Both constituencies represented opposite ends of the Conservative coalition that Johnson had built in the 2019 general election, with Wakefield being a former red wall seat that went to the Conservatives for the first time since the 1930s in 2019.
Tiverton & Honiton meanwhile represented the traditional Conservative heartlands in the south; the Devon constituency had elected a Conservative in every election since its creation.
Wakefield had been heavily projected to return to Labour hands, with a rebound in Labour support in the red wall since early-2022. The party eventually secured a majority 5,000, the same amount as the Conservatives had held the seat by.
Tiverton & Honiton was a far more shocking defeat. A traditional Conservative stronghold, the party had a majority of more than 20,000, gaining 60% of the vote in 2019. However, in the wake of Neil Parish resigning for watching pornography in the House of Commons, a Liberal Democrat surge saw the third largest by-election swing in history.
The constituency is adjacent to the North Shropshire seat that the Liberal Democrats also gained from the Conservatives earlier this year, where they overturned a similar-sized majority.

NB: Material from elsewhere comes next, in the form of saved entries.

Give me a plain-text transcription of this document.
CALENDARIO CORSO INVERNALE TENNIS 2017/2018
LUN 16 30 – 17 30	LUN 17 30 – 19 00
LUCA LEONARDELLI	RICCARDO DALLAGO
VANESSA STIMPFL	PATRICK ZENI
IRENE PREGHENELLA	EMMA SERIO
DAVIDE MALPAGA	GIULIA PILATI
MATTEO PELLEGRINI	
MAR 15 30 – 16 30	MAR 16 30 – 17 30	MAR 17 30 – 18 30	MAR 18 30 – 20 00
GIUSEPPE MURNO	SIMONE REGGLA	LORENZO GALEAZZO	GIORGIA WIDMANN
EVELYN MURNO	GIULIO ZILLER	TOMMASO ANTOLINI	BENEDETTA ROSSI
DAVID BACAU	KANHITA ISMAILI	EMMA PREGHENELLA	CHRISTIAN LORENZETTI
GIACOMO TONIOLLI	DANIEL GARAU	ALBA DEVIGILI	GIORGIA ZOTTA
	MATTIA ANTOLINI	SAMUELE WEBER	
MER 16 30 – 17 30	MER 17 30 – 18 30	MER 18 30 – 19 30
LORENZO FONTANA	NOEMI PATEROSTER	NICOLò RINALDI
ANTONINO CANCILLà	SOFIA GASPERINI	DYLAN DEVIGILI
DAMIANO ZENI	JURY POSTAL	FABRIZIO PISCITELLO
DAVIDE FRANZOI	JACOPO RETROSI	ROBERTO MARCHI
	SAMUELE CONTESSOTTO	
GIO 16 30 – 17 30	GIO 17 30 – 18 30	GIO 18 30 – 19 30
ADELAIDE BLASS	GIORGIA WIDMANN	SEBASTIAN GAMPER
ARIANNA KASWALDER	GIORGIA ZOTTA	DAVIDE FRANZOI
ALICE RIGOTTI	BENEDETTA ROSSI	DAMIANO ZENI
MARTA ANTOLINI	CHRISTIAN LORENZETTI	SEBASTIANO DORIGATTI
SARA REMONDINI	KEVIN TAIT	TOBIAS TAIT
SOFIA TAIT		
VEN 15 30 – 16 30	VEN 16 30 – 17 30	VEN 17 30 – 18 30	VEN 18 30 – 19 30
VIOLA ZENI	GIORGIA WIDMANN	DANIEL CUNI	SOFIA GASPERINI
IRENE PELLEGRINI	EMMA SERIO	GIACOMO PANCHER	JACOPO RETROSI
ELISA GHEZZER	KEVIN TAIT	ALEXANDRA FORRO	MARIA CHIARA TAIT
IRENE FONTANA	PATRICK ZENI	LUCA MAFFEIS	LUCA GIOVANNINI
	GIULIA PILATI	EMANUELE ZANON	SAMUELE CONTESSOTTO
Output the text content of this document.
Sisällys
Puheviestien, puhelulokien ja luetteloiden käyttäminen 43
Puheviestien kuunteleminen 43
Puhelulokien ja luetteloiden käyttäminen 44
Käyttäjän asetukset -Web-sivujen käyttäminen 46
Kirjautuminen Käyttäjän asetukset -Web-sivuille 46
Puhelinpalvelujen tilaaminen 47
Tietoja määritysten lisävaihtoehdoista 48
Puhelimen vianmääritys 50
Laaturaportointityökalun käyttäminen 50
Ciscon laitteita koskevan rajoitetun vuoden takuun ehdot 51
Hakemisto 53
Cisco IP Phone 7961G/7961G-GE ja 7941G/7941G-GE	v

In the wake of the twin defeats, the Conservative Party Chairman Oliver Dowden resigned his post in a letter which seemed to suggest that the prime minister needed to step up and take responsibility for the current poor performance of the party.
The dual defeats marks a run of poor results for the prime minister following Party Gate. The Conservative Party has lost the last 3 elections triggered by resignations, as well as losing in Chesham and Amersham to the Liberal Democrats in April 2021.
Following the result, the Liberal Democrats held an event in Tiverton & Honiton, where party leader Ed Davey said it was time to show Boris Johnson the door.
The pair of results will cause real worries to both Boris Johnson and backbench MPs with it highlight crumbling support in the two opposite ends of the prime minister’s coalition of support.
Current projections of the Westminster voting intention suggest that if an election were held tomorrow, more than 100 Conservative MPs would lose their seats, including the prime minister, and deputy prime minister, Dominic Raab.